What I don't like is when JavaScript grows, it gets really dangerous to make changes. However, this then requires a lot of unit tests. Not just code tests, but possibly a variety. These are painful to maintain, and hard to get right. Using something like Jest isn't great because it's slow, and swallows your console log statements. Using Mocha is really nice, especially 8 which concurrency there is much easier to use. Problem with that is you're breaking from create-react-app norms, and that has a huge development and maintenance cost. Adding TypeScript can help a lot here.

It's also easy to allow juniors to play, but hard to provide guardrails. They may create larger than needed components. Generally that's ok, until that component becomes the cornerstone of your application. Unless they learn how to create public API's early, it becomes hard to safely refactor, or test some of this code. I've had the same problem in Angular 1 and 2.x.

Redux can become verbose, but manageable. The issue there, is unless your team understands pure functions, many have no idea why they're using Redux and would just rather use Context. The defeats the whole purpose of using a state management, but I acknowledge Context is a lot easier to grok for many. Pretty soon you have these "Context Pole Stakes" that are firmly rooted, and you can't easily move. You can work around, no doubt, but once you use more than 2 it can be frustrating. Combine this with both classes and Hooks calling for encapsulation "except for Context", for larger apps, you just have to learn how they work before you're productive.

Elm doesn't have any of these problems. It does have 4 new ones, though.

First, race conditions. Since there are no side effects, occasionally you'll get race conditions. Many developers do not understand how to handle multiple HTTP calls, say, wired up to a button in Elm or React. Do you always take the first? The last? Accept all? Does the visual design handle this? Those questions are often not asked, and you get weird bugs that only manifest in manual or smoke tests. This is why I'm pretty bullish on Cypress in both React and Elm because it can sus these out, quickly. The same happens when you start "obeying the URL" when implementing routing. A bit easier to debug this in Elm vs. React, but still wracks your mind. Bottom line, distributed architectures are hard on the front-end, too 😁!

The second problem is modeling the above. There are some interesting patterns that the Elm compiler can just type to "not make them a problem anymore". While awesome, this a skill, and the articles on it are few or academic. They don't need to be; simple patterns do exist, but you have to learn and practice. Not just async, but anything. This is a challenge for both new and experienced developers. Documenting this so others can understand it takes practice, too.

Third, ports are dangerous. Usually developers who are coding Elm already write pretty Functional and safe JavaScript, but still, you need to be super wary here. The best approach is to use Maybes even if you're bullish on Optional Chaining or Lodash getOr / Ramda props in JavaScript and secondly, liberally use try/catch.
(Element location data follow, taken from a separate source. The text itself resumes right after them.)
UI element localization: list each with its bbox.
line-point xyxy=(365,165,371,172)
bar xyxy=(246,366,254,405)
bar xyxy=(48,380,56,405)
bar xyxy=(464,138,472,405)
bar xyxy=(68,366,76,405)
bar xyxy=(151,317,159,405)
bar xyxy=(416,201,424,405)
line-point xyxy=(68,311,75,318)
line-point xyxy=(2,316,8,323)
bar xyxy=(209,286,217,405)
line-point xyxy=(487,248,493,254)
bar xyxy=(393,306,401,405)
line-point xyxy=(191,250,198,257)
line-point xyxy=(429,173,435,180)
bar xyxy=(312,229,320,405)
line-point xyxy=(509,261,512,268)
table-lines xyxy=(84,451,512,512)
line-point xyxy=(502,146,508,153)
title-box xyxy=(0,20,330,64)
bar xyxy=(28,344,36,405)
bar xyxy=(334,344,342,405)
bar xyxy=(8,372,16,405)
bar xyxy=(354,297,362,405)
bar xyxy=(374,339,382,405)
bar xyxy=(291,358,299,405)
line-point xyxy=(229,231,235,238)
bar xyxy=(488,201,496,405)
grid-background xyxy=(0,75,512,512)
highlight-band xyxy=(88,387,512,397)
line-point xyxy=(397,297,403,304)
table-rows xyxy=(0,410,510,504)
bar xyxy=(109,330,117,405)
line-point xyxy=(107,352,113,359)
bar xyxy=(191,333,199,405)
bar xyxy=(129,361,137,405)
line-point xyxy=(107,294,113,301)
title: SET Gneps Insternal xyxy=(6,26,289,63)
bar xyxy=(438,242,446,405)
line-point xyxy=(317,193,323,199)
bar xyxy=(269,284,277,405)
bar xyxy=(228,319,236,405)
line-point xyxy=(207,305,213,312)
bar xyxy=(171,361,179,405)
Fourth, Functional Programming is harder than Imperative and Object Oriented Programming. Elm has thrown out the insane parts like Category Theory and Monad side effects, making it much more approachable, fun, and a valuable problem solving tool. Still, this learning curve is not to be underestimated. Functional Programming by its current employable nature is a lonely endeavor, and having a team learn together is better.